Here’s what NewsBlur’s web interface looks like, in the configuration I’m using:

Newsblur web interface
(click for larger image)

And yes, I subscribed to Newsblur. I think it will give me value for my money, and I am increasingly skeptical that free services are worth my time investing in: I mistrust companies based around advertising and don’t want to get locked in to them. I would rather pay for the service. And I’m especially doubtful that free services which aren’t supporting themselves with ads and don’t seem to have a clear path to financial stability will be around in a year or two. (I’m not completely consistent about this, but I’m taking stock of the services I’m using over time. I recently bought the premium service for Evernote, for example.)

Marco Arment makes some good points about where syndication support has to go. In particular there will have to be syndication services with available, documented and supported APIs, and there will have to be clients which support multiple services. There’s some money to be made on both sides. It’s still early days, though. Five years from now I bet the landscape will be completely different.

Oh, and NetNewsWire? Arment had a few words about that at the link above, but I tried out the NNW 4 beta, and noticed that the combined view – the killer feature that made me choose it a year ago – is gone. So they’re going to have to really step up to get me back.

So overall I’m pretty happy where I’ve landed. I’d be lost without RSS feeds – how would I ever keep up with all the Webcomics I read? (And don’t say Twitter – I’d have to laugh in your face.)

4 thoughts on “Refugee from Google Reader”

  1. NNW 3.3.2 works just fine for me. (Of course, I am managing syncing myself as part of my backup approach – NNW writes files to a configurable location, which is within the file-trees I’m already synchronizing between home and work, so really it comes along for free.)

  2. I’m trying the new Digg Reader, which did a good job importing my feeds from Google Reader. It definitely has a “combined” view, but I hadn’t been using Google Reader that way. But I have been using Digg Reader that way, at least so far, because I’ve found it difficult not to use it that way. (So that’s not a compliment.) Digg Reader is free, but they plan to make it a “freemium” service.

    other thoughts:
    *TidBITs, eh? I haven’t looked at it for more than a decade, but I remember when it was required reading.
    *People keep saying Evernote is good, but I haven’t figured out what it does yet.

  3. @Brian: Several major tech blogs liked to the TidBITs article.
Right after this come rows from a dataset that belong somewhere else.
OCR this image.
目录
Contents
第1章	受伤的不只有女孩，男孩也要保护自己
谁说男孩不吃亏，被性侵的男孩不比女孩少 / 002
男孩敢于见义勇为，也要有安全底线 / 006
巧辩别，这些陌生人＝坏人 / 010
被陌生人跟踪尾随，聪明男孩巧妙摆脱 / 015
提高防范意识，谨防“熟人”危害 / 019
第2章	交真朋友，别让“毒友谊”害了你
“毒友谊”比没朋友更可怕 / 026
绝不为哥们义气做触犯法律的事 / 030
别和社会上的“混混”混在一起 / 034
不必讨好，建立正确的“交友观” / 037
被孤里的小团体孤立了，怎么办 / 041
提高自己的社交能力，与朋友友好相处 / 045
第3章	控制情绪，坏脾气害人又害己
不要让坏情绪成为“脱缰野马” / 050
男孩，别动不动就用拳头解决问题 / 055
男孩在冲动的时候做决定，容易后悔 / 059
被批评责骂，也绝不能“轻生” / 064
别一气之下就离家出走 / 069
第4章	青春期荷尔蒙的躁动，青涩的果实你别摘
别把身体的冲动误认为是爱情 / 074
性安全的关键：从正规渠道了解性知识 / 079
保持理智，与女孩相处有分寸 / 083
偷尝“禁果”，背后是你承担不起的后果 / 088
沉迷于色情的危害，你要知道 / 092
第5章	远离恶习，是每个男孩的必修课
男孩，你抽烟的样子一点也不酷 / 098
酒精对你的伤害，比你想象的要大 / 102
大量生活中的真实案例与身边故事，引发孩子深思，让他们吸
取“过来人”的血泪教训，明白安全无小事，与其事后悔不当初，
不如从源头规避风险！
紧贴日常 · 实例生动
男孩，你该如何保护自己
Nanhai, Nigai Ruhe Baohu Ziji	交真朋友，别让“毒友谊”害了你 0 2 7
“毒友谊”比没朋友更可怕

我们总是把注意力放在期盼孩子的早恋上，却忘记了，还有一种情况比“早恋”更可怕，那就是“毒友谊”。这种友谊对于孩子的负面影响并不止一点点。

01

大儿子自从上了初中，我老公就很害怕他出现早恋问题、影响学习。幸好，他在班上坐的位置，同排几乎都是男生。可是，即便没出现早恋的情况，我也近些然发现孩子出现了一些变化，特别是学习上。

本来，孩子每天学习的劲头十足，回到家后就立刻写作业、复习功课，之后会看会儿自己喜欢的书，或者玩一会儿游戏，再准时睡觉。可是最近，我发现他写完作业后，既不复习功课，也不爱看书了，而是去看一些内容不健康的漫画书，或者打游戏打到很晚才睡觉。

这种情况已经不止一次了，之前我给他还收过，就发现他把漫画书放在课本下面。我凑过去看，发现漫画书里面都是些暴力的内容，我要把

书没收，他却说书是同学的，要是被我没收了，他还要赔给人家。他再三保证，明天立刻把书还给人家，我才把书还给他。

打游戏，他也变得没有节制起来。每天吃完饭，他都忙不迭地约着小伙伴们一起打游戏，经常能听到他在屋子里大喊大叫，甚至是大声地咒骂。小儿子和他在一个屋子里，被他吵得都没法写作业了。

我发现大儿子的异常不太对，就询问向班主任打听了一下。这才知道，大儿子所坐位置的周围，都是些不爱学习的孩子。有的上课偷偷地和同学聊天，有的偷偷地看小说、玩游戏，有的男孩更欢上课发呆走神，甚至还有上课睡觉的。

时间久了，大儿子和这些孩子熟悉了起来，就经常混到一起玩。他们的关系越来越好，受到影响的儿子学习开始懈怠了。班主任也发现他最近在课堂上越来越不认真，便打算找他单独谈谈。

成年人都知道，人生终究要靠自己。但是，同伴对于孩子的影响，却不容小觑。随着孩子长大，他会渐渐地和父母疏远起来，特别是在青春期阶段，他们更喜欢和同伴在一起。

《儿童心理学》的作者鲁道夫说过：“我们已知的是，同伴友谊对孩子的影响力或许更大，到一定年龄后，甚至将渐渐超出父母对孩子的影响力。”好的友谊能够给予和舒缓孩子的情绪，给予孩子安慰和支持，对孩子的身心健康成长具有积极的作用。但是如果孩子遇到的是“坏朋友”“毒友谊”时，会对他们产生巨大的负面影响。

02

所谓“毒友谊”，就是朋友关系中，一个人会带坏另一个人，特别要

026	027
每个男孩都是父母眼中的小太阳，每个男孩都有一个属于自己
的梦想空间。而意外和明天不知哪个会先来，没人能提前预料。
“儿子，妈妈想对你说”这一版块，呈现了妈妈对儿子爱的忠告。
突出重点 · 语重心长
That’s the first time I’ve visited the site that I can recall.

    Evernote is a syncing note service. I’ve been using Apple’s Notes app for that, but I find it to be limited compared to Evernote. Debbi also uses it, and I signed up for the premium service so that we could have some shared notes that we both could edit. (The free service lets you share in read-only mode.) I’m sure Evernote provides some features that I’m not even using.

  4. I learned today that there’s an app called Fluid which can be used to create a “real” Mac OS X app out of a web page, and that NewsBlur works within it. It’s apparently basically creating an app with a web view in it, but it does overcome the “getting used to the reader being in my browser app” thing I was adjusting to.